熱いシャワーを頭から被りながら、名前はパンクしそうな頭の中を整理しようとしていた。

あの悲しそうで哀れな表情は、とても火影がするものではなかった。まるで何かを恐れるような、震える瞳をしていた。カカシがあんな顔をしなければならなかったのか。

それを考えているうちに、ふと気付いた。

カカシが悲しもうが、どうだっていいじゃないか……。
戸籍上、夫婦であって、2人の間に愛はないのだから。
そう、愛はない。

自覚すればするほど、名前の胸に暗い影を落とす。どうしてこんなに動揺しているんだ。どうしてこんなに胸が痛いんだ。

シャワーのコックを捻り、お湯を止めた。温まった体を拭きながら、脱衣所のドアの向こうに気配を感じて身構える。

「名前、驚かしてごめんね。お前にそんな顔をさせてしまって済まなかった」

自分は一体どんな顔をしていたのだろう。
すぐ横にある鏡を覗き見る。シャワー上がりだと言うのに唇の血色は失われ、目元は泣いたように赤い。これは酷い。

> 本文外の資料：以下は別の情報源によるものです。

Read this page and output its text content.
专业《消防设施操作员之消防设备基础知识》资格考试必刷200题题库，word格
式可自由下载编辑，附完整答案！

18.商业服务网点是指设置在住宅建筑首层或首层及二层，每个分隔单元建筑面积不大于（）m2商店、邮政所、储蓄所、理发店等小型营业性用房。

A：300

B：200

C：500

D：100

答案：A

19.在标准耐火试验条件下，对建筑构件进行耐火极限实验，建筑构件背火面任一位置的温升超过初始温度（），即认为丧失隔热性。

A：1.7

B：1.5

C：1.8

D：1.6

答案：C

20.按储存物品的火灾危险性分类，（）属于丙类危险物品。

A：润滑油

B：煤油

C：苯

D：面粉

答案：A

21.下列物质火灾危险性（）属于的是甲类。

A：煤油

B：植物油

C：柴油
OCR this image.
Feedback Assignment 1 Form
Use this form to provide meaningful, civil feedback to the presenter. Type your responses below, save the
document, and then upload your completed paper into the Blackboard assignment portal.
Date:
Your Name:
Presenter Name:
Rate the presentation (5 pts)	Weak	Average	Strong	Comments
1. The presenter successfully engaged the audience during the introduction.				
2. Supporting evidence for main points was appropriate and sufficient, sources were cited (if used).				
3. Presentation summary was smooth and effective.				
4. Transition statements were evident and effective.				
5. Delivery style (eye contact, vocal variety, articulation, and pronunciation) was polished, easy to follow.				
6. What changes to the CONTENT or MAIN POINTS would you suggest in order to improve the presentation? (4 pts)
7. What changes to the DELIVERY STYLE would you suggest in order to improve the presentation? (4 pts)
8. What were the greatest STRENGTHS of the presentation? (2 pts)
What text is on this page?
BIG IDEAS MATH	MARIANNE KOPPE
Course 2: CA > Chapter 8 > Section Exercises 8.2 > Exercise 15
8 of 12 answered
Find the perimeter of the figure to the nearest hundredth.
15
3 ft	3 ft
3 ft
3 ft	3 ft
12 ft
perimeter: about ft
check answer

「あいつと名前を断ち切ろうとは思ってないよ。あいつと俺は正反対だから、俺を嫌うのも分かる」

カカシの情けない声を聞きながら、本当に自分は酷い顔をしていたのだと悟った。

「急にこんな生活になって、急に夫と言われる人間と過ごせだなんて、辛いよな」

ドア越しに感じる気配。名前は、ドアを開けなければと急いで服を着ていた。髪の毛から水気がポタポタと落ちたが気にしていられなかった。慌ててドアノブに手を掛けた瞬間に、カカシの声が再びした。

「だから、暫く、離れて暮らそう」

爪先がドアノブを引っ掻いて、滑り落ちた。

「い、いま……」
「うん、暫く別居しよう」

お互い頭を冷やして、歩み寄る道を見つけよう。
それでも一緒になれないのなら、離婚もしていい。

カカシの提案に、名前は目眩を覚えた。
ずっと望んでいたはずのことなのに、頭を雷か石で打たれたかのように悲しみと言うには複雑な感情が全身を渦巻く。ショックを受ける自分に絶望した。

勇気を出して、ドアを開ける。感じた気配通り、カカシがいた。タオルを首に掛けて、いつものようにポケットに手を突っ込んだまま背を丸めていた。
表情の読めない表情を見上げながら、名前はカカシに一歩近づいた。

「カカシ先輩は、それが良いと思いますか?」
「……そうだね」
「どうしてですか」
「俺の顔、見たくないでしょ」
「そ、そんなこと……」

図星を当てられると、人はこんなにも狼狽するのだと初めて知った。

「それに、俺もね、名前にどう接して良いか分からなくなってね」

昔から、こう言うとこ不器用なんだよね、本当に申し訳ない。カカシは呟く。

「私は……その……」
「うん」

名前は悩んだ。
カカシの提案に合意して別居してしまうこと、ずっと望んでいたのだから二つ返事してしまえばいい。でも、そうしてしまったらもう二度と戻れない気がした。
でも、ずっとここままだったら、本当に引き返せなくなる気もする。

「はい、離れて、みましょう」
「うん」

カカシは、それからゆっくり頷いた。